Когда мы добрались до лодки, на нее взбирались и другие выжившие, мне казалось, что для нас там места уже нет. Но нас подхватили за руки и вытащили из воды. Мы оказались вместе с ними — полустоя-полулежа, привалившись к торчащему вверх килю, тесно прижимаясь друг к другу. Только теперь я начал по-настоящему осознавать весь ужас постигшей нас трагедии. Вокруг раздавались крики и вопли тонущих. Я видел последний миг великого «Титаника», когда его почти вертикально поднявшаяся корма ушла под воду. Он исчез, остались только обломки ужасного крушения, разбросанные по поверхности океана, и жуткие несмолкающие крики. Со всех сторон плыли люди, почти все они направлялись к нам. Очень скоро мы оказались в окружении и отсылали их прочь, крича всем, кто приближался, что места не осталось. И это была правда, страшная правда. Наша лодка едва держалась на плаву. Она сидела совсем низко, и, взяв кого-то еще, мы бы все погибли. Чего я никогда не забуду, так это того, что даже в своем отчаянном положении многие из них ясно понимали ситуацию и принимали ее. Один из них, в котором я узнал кочегара из тех, рядом с которыми работал, сказал нам, стуча зубами от холода:
— Ладно, парни, удачи вам, и да благословит вас Бог.
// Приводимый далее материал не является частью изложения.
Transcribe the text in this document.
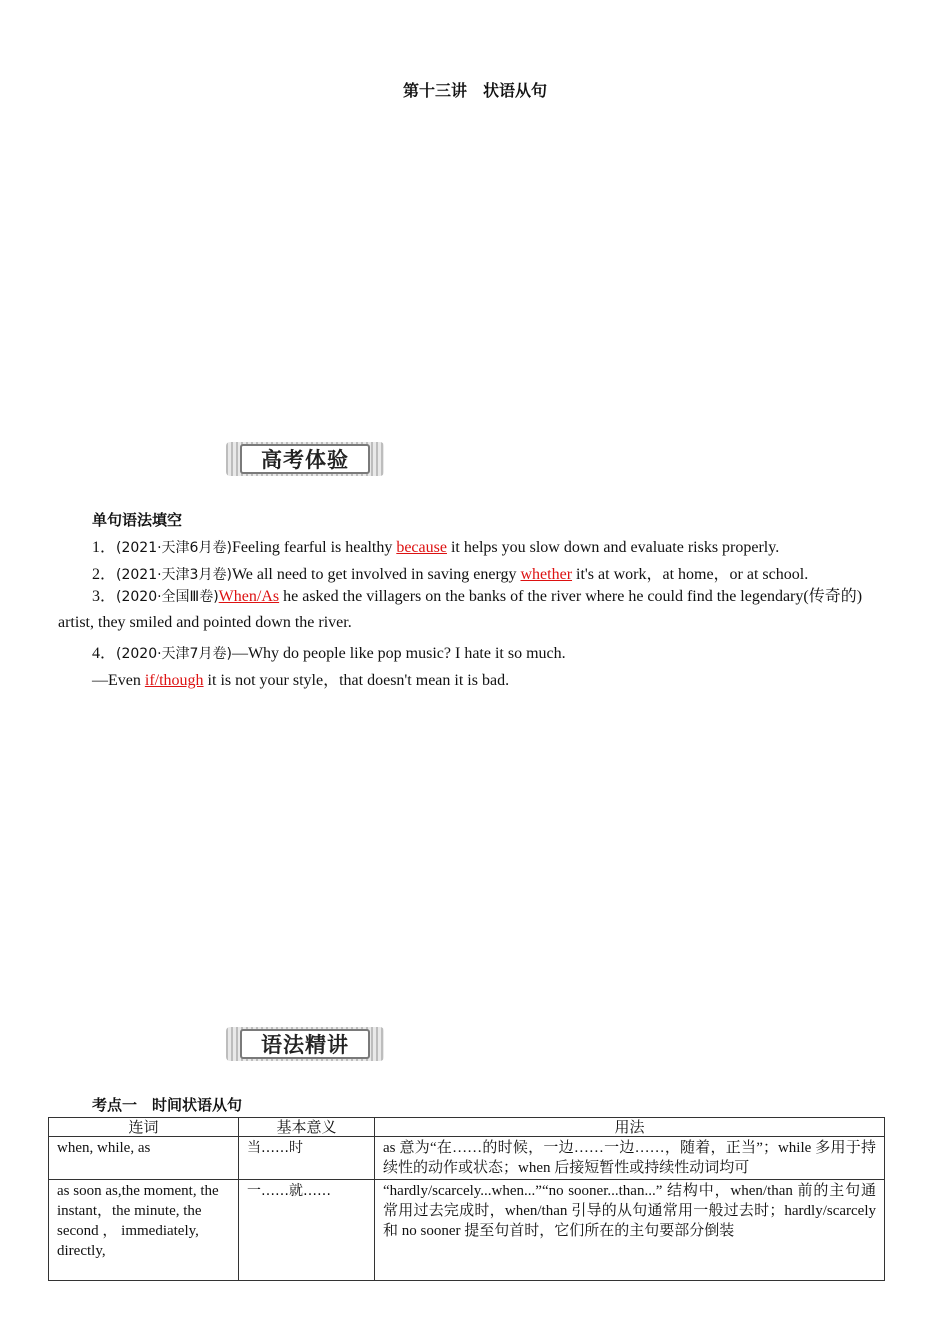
第十三讲 状语从句
高考体验
单句语法填空
1．(2021·天津6月卷)Feeling fearful is healthy because it helps you slow down and evaluate risks properly.
2．(2021·天津3月卷)We all need to get involved in saving energy whether it's at work，at home，or at school.
3．(2020·全国Ⅲ卷)When/As he asked the villagers on the banks of the river where he could find the legendary(传奇的) artist, they smiled and pointed down the river.
4．(2020·天津7月卷)—Why do people like pop music? I hate it so much.
—Even if/though it is not your style，that doesn't mean it is bad.
语法精讲
考点一　时间状语从句
连词	基本意义	用法
when, while, as	当……时	as 意为“在……的时候，一边……一边……，随着，正当”；while 多用于持续性的动作或状态；when 后接短暂性或持续性动词均可
as soon as,the moment, the instant，the minute, the second ， immediately, directly,	一……就……	“hardly/scarcely...when...”“no sooner...than...” 结构中，when/than 前的主句通常用过去完成时，when/than 引导的从句通常用一般过去时；hardly/scarcely 和 no sooner 提至句首时，它们所在的主句要部分倒装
И с этими словами он поплыл прочь и исчез среди тел, стульев, ящиков.
Больше я его не видел.
Я до могилы буду нести бремя вины за то, как мы поступили с этим человеком и со многими другими. Как и многие выжившие, я потом не раз заново проживал эту ночь в открытом океане в моих снах. Мы с мистером Стэнтоном почти не разговаривали — каждый был слишком занят своими терзаниями и страхами, слишком занят тем, чтобы выжить. Но мы пережили эту ночь бок о бок. Я знаю, мне помогли продержаться воспоминания. За эту ночь я заново пережил большую часть своей жизни: передо мной сменяли друг друга таракан Гарри в спичечном коробке, графиня Кандинская, которая величаво шествовала через «Савой» в своей шляпе со страусовыми перьями и выходила на поклоны в опере, Каспар, который слушал ее пение, свернувшись клубком на рояле, Лизибет, которая улыбалась мне, кормя Каспара печенкой, Лизибет на крыше «Савоя», Лизибет и ее мать в спасательной шлюпке с Каспаром, спрятанным в одеяло.
Океан вокруг нас был теперь безмолвным и пустынным. Не было больше криков о помощи, никто больше не просил передать весточку матери, никто не взывал к Богу. Мы искали, беспрестанно искали на горизонте огни парохода, которые могли бы подать нам надежду на спасение. Нашу лодку уже отнесло от всех остальных лодок и от обломков, усеявших океан. Мы были совершенно одни и совершенно беспомощны. Время от времени кто-то из нас — а нас, я думаю, было человек тридцать — принимался читать молитву, но по большей части мы молчали.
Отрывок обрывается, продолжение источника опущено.